Question: How does OpenSpace’s Progress Tracking change OAC meetings and day-to-day project management?

Short answer: It replaces description-heavy debates with shared visual facts and actionable insights. In OAC meetings, teams can click through time-aligned imagery of the exact area in question, speeding decisions and reducing tension. Beyond meetings, Progress Tracking analyzes site walkthrough data to show schedule health, likely delays, and area-by-area productivity, and can even update P6 schedules with human verification. Executives get an “insights layer,” while field teams receive location-relevant flags and suggestions that help resolve issues faster.


Question: What does “Spatial AI” mean in this context, and how is it different from generic AI?

Short answer: It’s AI that understands the physical jobsite—what’s where, when, and what it means—rather than just text. While most recent AI advances center on language and documents, construction needs systems grounded in reality data. OpenSpace is positioned for this with a vast visual dataset, location-awareness infrastructure (including Auto Location for indoor positioning without GPS), and the ability to fuse historical imagery with specs and drawings. The vision: field agents that know where you are, understand the room’s visual history, surface punch items and relevant specs, and feel like having 15 extra years of experience in your pocket.

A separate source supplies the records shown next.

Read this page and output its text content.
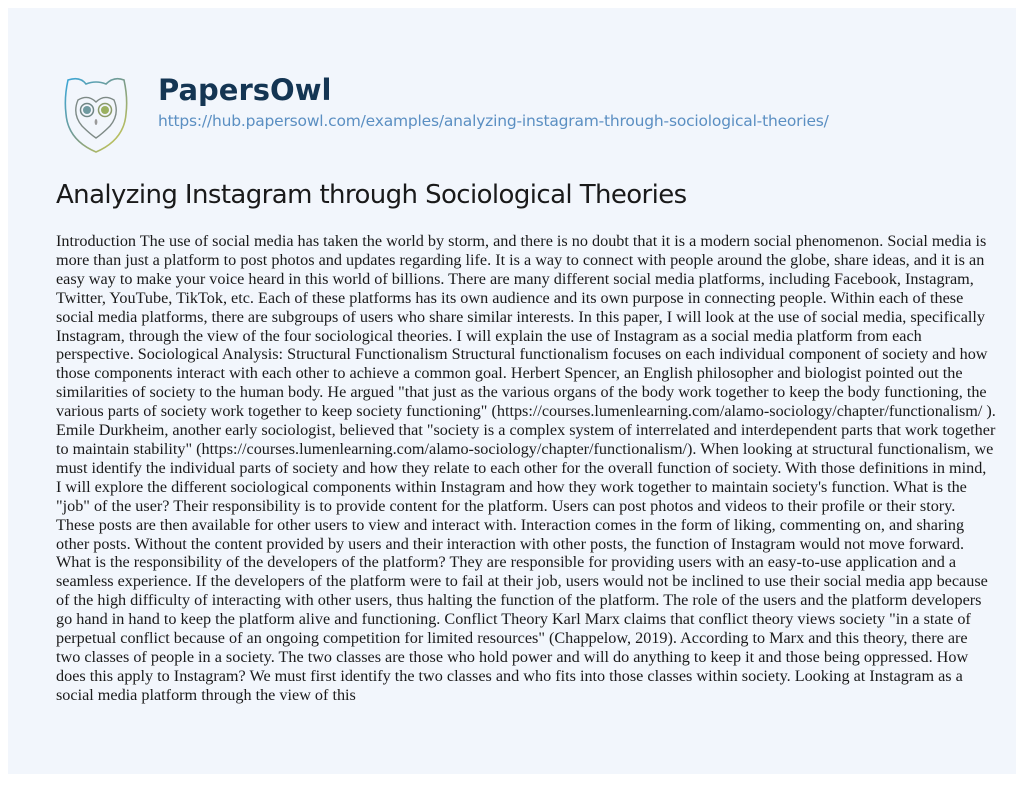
PapersOwl
https://hub.papersowl.com/examples/analyzing-instagram-through-sociological-theories/
Analyzing Instagram through Sociological Theories
Introduction The use of social media has taken the world by storm, and there is no doubt that it is a modern social phenomenon. Social media is
more than just a platform to post photos and updates regarding life. It is a way to connect with people around the globe, share ideas, and it is an
easy way to make your voice heard in this world of billions. There are many different social media platforms, including Facebook, Instagram,
Twitter, YouTube, TikTok, etc. Each of these platforms has its own audience and its own purpose in connecting people. Within each of these
social media platforms, there are subgroups of users who share similar interests. In this paper, I will look at the use of social media, specifically
Instagram, through the view of the four sociological theories. I will explain the use of Instagram as a social media platform from each
perspective. Sociological Analysis: Structural Functionalism Structural functionalism focuses on each individual component of society and how
those components interact with each other to achieve a common goal. Herbert Spencer, an English philosopher and biologist pointed out the
similarities of society to the human body. He argued "that just as the various organs of the body work together to keep the body functioning, the
various parts of society work together to keep society functioning" (https://courses.lumenlearning.com/alamo-sociology/chapter/functionalism/ ).
Emile Durkheim, another early sociologist, believed that "society is a complex system of interrelated and interdependent parts that work together
to maintain stability" (https://courses.lumenlearning.com/alamo-sociology/chapter/functionalism/). When looking at structural functionalism, we
must identify the individual parts of society and how they relate to each other for the overall function of society. With those definitions in mind,
I will explore the different sociological components within Instagram and how they work together to maintain society's function. What is the
"job" of the user? Their responsibility is to provide content for the platform. Users can post photos and videos to their profile or their story.
These posts are then available for other users to view and interact with. Interaction comes in the form of liking, commenting on, and sharing
other posts. Without the content provided by users and their interaction with other posts, the function of Instagram would not move forward.
What is the responsibility of the developers of the platform? They are responsible for providing users with an easy-to-use application and a
seamless experience. If the developers of the platform were to fail at their job, users would not be inclined to use their social media app because
of the high difficulty of interacting with other users, thus halting the function of the platform. The role of the users and the platform developers
go hand in hand to keep the platform alive and functioning. Conflict Theory Karl Marx claims that conflict theory views society "in a state of
perpetual conflict because of an ongoing competition for limited resources" (Chappelow, 2019). According to Marx and this theory, there are
two classes of people in a society. The two classes are those who hold power and will do anything to keep it and those being oppressed. How
does this apply to Instagram? We must first identify the two classes and who fits into those classes within society. Looking at Instagram as a
social media platform through the view of this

Question: Why does “cultural relevance” matter for construction tech, and how does OpenSpace exemplify it?

Short answer: Tools that fit how builders naturally work adopt faster than tools that fight the culture. A veteran superintendent praised OpenSpace’s image-first workflow as a return to the old, direct way: look at the problem together, fix it, move on—without layers of forms and back-and-forth. By aligning with that familiar, efficient ethos, OpenSpace isn’t just an efficiency play; it taps into values the industry already holds, accelerating trust and adoption.